Page 125 of Where We Ended

I let out a laugh as I smiled at the pond below us.

“What rests on me?”

“How quiet you can be.”

This was ridiculous. “I’m so much better at this than you are, I don’t need to?—”

Natty placed her palm over my mouth as a loud croak emanated from below the dock.

“He’s down there. You need to get in the pond and swim below the dock.”

I shook my head as Rook pulled my lips up and laughed when he finally saw my teeth.

“I’m not swimming down there.”

Natty’s mouth dropped open. “You have to.”

“Why me?”

I hated the pond water. Especially this time of year, there was way too much algae.

My wife scoffed, while crossing her arms, which pushed up her cleavage.

“You can—” She glanced at Rook and then covered his ears. “Fuck me in a cornfield, but not swim in this pond?”

She removed her hands, but Rook started reaching for her again.

“How else are we supposed to teach him how to properly hunt for frogs?”

“Maybe we can make a pond on a much smaller scale at home, like in a kiddie pool.”

Natty looked away for a second, listening most likely to another bullfrog when suddenly Rook ran out of my arms, darting behind us.

We both turned, and I jumped up, but Rook was crouched down next to a little frog. His little hands reached down, pulling it up, and both Natty and I were so excited when all the sudden he tossed the frog as hard as he could into the pond.

“Rook Alec Silva,” Natty yelled, coming over to scoop him up.

I tossed my head laughing and feeling a tightness in my chest at the reminder of my brother. Funny enough, tossing a frog into a lake was something he’d do.

I watched as my wife picked up our son, and she soothingly talked to him about being gentle with the frogs, and my heart felt like it shifted. I’d been removed from the darkness my life seemed to carry for so long, for two long years. I was a peaceful farmer now, with a wife and son at home.

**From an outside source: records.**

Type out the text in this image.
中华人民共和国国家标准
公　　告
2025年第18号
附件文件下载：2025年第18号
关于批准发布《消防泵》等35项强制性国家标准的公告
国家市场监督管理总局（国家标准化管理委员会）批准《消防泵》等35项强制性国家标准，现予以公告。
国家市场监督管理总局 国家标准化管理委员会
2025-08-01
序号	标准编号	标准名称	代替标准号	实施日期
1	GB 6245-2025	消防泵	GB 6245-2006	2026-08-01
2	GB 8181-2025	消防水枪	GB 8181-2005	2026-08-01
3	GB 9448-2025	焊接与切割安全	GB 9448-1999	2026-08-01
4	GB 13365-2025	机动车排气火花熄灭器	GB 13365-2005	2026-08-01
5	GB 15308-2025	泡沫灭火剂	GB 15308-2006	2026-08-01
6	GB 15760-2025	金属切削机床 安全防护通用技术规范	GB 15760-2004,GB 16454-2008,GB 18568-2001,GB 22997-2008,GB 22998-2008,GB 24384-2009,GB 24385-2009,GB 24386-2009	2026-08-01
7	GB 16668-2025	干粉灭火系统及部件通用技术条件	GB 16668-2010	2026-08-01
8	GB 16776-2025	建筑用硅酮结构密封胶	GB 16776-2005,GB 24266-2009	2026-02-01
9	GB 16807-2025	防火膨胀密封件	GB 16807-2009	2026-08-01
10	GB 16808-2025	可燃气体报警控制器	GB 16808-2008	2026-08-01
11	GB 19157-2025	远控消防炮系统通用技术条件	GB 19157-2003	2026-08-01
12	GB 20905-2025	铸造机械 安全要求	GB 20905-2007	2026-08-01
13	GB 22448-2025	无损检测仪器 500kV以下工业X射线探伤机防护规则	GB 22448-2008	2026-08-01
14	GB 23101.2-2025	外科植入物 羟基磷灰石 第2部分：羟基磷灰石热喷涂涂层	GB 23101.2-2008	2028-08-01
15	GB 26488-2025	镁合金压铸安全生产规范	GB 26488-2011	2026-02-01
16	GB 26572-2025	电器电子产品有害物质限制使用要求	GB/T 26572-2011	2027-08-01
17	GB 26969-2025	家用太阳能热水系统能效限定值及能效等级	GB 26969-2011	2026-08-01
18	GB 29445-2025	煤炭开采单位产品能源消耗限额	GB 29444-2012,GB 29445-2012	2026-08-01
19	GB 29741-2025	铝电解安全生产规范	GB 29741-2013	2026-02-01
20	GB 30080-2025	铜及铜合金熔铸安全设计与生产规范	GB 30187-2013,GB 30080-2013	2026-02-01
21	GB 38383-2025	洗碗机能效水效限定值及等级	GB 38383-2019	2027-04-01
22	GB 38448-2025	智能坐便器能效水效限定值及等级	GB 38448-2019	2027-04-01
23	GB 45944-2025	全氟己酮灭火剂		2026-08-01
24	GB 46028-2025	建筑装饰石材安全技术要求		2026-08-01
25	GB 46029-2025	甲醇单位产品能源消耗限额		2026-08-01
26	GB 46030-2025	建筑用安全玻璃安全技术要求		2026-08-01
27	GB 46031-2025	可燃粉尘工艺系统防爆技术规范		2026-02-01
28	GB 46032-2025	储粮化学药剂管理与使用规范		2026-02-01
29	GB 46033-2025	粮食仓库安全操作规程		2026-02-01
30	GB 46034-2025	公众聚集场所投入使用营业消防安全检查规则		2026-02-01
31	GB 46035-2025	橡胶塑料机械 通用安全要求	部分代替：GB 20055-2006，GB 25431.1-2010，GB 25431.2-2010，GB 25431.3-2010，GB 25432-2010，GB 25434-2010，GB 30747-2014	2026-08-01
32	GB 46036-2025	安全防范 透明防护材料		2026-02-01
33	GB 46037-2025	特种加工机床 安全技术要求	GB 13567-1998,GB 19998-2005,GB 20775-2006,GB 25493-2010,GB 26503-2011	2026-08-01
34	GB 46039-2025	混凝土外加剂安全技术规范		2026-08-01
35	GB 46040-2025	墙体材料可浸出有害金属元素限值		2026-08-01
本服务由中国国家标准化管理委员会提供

Our evenings consisted of taking walks through the orchard. Reading poetry by the fire. Knitting squids that still resembled penises, and baking while listening to loud music. Our home was full of laughter, happiness and joy.

It was more joy than I could have ever imagined.

I thought back to what Natty had said to me when I asked what I could do to help get past the idea of her being hurt by Dirk all those years. Natty had told me to dig for my own sunshine and to let it come through. I took that seriously and have worked every day since on making sure my wife sees that brightness in me.

I felt like perhaps I had finally buried my demons, since there was no longer any reason for me to live in that fear that had outlined so much of my life.

“Okay, I give up. This was a terrible idea. I keep panicking about him jumping in and landing on a log that’s underwater. I’ll just teach him in Pen’s pond where it’s much less natural.”

I picked up my son, who had two rocks he was clicking together, and started walking back through the grove.

“We have to get back anyway and prep for dinner with your mom. She’s coming over before she leaves for Alaska.”

My mother and I had come to an elusive understanding. Some part of me would never completely forgive her for keeping me from Natty for two years and for not telling me about Dirk, but she was still my mom, so I made sure she was welcomed in our lives.

She was an amazing grandma to Rook, and to Ford, Callie’s little guy. After Simon passed, she remained planted in all our lives, as if he hadn’t. We all saw the grief she processed and worked through, but Dempsey found his way back into her life, and Natty and I both couldn’t be happier for her.